Arbeidskracht wordt verhandeld op de arbeidsmarkt. Dat is een gewone markt waar de prijs bepaald wordt. Hoe hoger het aanbod, hoe lager de prijs. Kijk maar naar de huidige krisis, kijk maar naar de huidige werkloosheid. We kunnen dat doortrekken naar wat langere termijn problemen: goedkope, hoger gekwalificeerden leiden bij de werkgevers tot afschaffing van het vakonderwijs.

Op die arbeidsmarkt zijn de werkgevers de meest aktieve partij, maar ook voor hen werkt die markt niet erg doorzichtig. De waar arbeidskracht is een wat ingewikkelde waar. Je hebt verschil in kwalifikatie en je hebt een beperkte mobiliteit. Je kunt mensen niet van hot naar her slepen. Je kunt soms je fabriek brengen naar gebieden waar de arbeidskracht goedkoper is. Naar Hongkong, Formosa, of waar dan ook. Maar de mobiliteit blijft beperkt, er zijn grenzen aan de inzetbaarheid van de arbeidskracht.

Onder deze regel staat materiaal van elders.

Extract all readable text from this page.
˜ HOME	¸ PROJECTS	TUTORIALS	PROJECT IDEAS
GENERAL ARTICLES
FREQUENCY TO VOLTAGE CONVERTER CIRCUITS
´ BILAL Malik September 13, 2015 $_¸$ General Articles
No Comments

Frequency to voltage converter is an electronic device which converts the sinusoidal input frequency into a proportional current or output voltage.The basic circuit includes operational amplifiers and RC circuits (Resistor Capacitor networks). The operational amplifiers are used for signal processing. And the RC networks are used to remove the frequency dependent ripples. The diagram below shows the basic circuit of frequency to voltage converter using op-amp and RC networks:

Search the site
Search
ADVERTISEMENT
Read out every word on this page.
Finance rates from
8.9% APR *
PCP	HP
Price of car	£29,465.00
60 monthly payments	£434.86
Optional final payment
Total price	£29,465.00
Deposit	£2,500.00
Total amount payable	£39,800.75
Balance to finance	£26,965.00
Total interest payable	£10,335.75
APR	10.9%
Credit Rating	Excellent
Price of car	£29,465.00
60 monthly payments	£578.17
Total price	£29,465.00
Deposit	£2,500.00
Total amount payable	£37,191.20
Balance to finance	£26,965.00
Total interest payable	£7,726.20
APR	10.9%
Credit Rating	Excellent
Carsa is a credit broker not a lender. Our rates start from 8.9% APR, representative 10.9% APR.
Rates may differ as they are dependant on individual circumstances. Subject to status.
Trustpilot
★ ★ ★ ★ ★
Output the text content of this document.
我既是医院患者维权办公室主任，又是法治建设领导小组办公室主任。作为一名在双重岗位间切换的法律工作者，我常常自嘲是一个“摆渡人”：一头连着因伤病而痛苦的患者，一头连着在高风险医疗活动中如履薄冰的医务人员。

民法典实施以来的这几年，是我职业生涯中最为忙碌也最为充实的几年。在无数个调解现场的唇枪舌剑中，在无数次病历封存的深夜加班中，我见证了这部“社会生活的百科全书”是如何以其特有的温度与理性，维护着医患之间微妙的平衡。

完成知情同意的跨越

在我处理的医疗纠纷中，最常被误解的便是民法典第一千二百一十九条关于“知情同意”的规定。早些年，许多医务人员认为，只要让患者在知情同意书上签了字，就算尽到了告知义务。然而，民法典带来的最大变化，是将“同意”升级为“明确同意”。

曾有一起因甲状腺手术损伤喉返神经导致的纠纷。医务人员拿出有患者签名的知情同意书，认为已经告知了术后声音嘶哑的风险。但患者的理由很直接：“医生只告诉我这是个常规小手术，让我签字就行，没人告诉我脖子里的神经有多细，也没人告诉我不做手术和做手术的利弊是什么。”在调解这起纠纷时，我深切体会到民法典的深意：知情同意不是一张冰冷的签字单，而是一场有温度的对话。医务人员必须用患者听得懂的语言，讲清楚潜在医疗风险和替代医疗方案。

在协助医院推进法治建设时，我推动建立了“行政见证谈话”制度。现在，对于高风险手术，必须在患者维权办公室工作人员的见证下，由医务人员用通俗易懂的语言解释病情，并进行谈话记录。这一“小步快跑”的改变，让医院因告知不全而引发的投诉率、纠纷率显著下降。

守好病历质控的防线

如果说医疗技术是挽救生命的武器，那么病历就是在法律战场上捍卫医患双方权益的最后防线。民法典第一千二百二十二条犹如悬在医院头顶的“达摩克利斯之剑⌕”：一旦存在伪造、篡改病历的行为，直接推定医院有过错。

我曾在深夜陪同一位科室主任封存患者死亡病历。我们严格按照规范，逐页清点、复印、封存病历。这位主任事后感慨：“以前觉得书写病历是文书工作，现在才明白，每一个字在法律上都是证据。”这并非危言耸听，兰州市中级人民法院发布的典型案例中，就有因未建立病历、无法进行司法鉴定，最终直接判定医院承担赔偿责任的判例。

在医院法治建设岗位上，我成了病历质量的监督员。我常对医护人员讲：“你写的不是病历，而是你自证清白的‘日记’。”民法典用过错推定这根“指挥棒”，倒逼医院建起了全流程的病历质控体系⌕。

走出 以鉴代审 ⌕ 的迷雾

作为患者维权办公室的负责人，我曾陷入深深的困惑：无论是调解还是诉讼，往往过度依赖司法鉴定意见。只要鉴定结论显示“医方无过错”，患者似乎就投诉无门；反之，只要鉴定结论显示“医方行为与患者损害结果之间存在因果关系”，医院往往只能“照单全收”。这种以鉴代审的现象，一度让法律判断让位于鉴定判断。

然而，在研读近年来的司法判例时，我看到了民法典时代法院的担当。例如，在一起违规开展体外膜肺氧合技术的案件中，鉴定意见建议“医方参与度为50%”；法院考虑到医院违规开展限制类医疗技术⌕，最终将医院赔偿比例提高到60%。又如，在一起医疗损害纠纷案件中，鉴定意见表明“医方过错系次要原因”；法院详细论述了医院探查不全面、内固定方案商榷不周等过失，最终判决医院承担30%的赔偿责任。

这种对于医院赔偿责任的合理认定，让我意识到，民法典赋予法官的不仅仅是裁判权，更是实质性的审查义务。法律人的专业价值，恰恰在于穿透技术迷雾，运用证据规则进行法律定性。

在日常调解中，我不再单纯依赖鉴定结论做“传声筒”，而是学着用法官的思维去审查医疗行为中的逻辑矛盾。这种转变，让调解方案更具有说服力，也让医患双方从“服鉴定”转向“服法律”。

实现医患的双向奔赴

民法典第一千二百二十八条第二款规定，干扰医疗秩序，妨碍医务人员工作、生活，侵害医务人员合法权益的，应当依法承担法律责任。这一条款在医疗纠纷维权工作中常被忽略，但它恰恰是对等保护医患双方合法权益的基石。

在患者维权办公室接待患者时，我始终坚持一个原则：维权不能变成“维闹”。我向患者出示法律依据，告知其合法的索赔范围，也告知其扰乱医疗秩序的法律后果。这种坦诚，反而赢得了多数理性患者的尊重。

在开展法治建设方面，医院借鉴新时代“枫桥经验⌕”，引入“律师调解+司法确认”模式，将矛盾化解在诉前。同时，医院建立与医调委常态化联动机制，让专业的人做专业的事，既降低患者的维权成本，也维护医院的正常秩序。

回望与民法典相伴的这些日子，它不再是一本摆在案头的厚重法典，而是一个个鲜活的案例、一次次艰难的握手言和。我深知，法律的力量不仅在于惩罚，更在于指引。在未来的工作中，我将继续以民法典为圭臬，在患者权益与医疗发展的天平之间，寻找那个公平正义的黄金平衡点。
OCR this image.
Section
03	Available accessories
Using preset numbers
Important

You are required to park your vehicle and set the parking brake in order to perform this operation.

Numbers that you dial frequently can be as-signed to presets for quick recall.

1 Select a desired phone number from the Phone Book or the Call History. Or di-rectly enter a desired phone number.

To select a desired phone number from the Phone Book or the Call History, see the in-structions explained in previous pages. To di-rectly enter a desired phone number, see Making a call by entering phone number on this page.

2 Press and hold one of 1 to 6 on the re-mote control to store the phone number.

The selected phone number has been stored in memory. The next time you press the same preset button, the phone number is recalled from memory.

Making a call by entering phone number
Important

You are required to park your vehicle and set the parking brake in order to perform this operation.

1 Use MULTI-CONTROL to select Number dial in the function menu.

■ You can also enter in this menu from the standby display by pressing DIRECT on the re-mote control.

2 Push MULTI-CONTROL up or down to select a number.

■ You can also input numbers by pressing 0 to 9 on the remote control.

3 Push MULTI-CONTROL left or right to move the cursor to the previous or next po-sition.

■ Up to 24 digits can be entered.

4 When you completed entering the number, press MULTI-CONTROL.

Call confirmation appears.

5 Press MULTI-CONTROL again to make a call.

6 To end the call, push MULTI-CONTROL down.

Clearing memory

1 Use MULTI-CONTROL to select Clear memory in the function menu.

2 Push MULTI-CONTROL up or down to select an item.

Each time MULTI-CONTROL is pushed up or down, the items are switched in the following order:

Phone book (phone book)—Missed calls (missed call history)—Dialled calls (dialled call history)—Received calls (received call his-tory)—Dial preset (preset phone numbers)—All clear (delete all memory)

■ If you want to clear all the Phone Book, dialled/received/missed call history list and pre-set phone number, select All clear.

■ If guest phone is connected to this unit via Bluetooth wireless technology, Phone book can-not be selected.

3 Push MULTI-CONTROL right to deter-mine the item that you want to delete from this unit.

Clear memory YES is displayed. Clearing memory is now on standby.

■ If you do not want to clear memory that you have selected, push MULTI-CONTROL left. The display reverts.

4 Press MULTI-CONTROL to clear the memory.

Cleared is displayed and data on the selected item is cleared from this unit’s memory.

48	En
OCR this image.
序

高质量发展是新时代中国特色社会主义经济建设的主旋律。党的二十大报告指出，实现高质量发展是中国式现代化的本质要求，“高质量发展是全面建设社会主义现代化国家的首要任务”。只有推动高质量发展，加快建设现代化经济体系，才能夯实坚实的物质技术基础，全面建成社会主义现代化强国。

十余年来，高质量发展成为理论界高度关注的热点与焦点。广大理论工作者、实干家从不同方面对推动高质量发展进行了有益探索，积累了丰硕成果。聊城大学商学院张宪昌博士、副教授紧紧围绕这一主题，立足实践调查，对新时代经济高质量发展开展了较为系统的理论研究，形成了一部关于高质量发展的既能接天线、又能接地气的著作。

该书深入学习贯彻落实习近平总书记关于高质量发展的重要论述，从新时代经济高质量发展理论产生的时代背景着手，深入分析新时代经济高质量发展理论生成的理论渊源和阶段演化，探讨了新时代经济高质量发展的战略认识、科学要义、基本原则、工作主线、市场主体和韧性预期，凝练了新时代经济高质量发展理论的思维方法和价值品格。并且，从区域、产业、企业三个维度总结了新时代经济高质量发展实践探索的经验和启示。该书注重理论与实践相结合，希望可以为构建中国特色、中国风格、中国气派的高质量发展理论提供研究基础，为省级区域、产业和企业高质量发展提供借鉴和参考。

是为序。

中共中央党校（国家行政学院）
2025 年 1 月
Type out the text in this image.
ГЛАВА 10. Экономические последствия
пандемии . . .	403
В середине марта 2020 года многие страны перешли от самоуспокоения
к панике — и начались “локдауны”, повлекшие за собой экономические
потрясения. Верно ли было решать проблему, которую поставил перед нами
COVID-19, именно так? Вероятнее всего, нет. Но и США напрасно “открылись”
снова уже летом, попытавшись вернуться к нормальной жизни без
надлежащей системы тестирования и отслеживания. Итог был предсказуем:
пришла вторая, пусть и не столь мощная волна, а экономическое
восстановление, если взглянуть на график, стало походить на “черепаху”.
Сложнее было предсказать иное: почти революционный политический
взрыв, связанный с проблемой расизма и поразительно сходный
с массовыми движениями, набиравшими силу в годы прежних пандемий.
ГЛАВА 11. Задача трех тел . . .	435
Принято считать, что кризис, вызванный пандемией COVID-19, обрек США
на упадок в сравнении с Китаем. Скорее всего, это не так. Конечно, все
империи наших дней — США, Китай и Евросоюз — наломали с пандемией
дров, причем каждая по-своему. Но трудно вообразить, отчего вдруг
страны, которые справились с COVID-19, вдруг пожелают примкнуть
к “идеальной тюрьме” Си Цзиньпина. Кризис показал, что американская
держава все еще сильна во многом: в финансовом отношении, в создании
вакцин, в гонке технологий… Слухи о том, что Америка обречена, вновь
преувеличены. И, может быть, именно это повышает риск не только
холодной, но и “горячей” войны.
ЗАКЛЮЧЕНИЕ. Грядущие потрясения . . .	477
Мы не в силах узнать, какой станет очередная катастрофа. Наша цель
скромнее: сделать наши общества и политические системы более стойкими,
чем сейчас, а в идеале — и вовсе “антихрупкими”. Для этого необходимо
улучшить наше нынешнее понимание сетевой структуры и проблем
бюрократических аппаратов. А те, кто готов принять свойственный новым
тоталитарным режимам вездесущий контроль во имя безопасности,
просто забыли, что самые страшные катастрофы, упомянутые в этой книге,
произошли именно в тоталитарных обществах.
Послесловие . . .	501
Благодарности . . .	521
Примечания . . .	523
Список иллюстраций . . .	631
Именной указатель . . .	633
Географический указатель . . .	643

Nog wat meer over het gedrag van ondernemers op die markt. Er is een globaal belang van ondernemers om te zorgen dat de arbeidsmarkt een arbeidsmarkt blijft, waar uitsluitend arbeidskracht verkocht wordt. Daarnaast is het in het belang van de individuele ondernemer dat de kosten van de arbeidskracht zo laag mogelijk zijn. Laten we even kort die markt doorlopen.

In beginsel is het een internationale markt. Wie komt de ondernemer daar als tegenpartij tegen? Een heel zwak georganiseerde tegenpartij. Wat is de houding van de ondernemers tegenover die zwak georganiseerde tegenpartij, de internationale vakbeweging? Hoogmoedig negeren. Dat is op dit moment de houding van de multinationals tegenover de internationale vakbeweging.

Maar wat is de houding van de ondernemers op de nationale arbeidsmarkt? Ze gebruiken de georganiseerde andere partij als ze haar nodig hebben, bijvoorbeeld voor loonmatiging. Als dat niet meer nodig is en de markt haar eigen werk doet, laten ze die andere partij gewoon in haar sop gaar koken. Dat is wat we ook in Nederland de laatste tijd heel duidelijk zien gebeuren. De tijd van de jaren vijftig en zestig, toen de vakbeweging nodig was om de prijzen laag te houden, is voorbij. Nu doet de markt haar eigen werk.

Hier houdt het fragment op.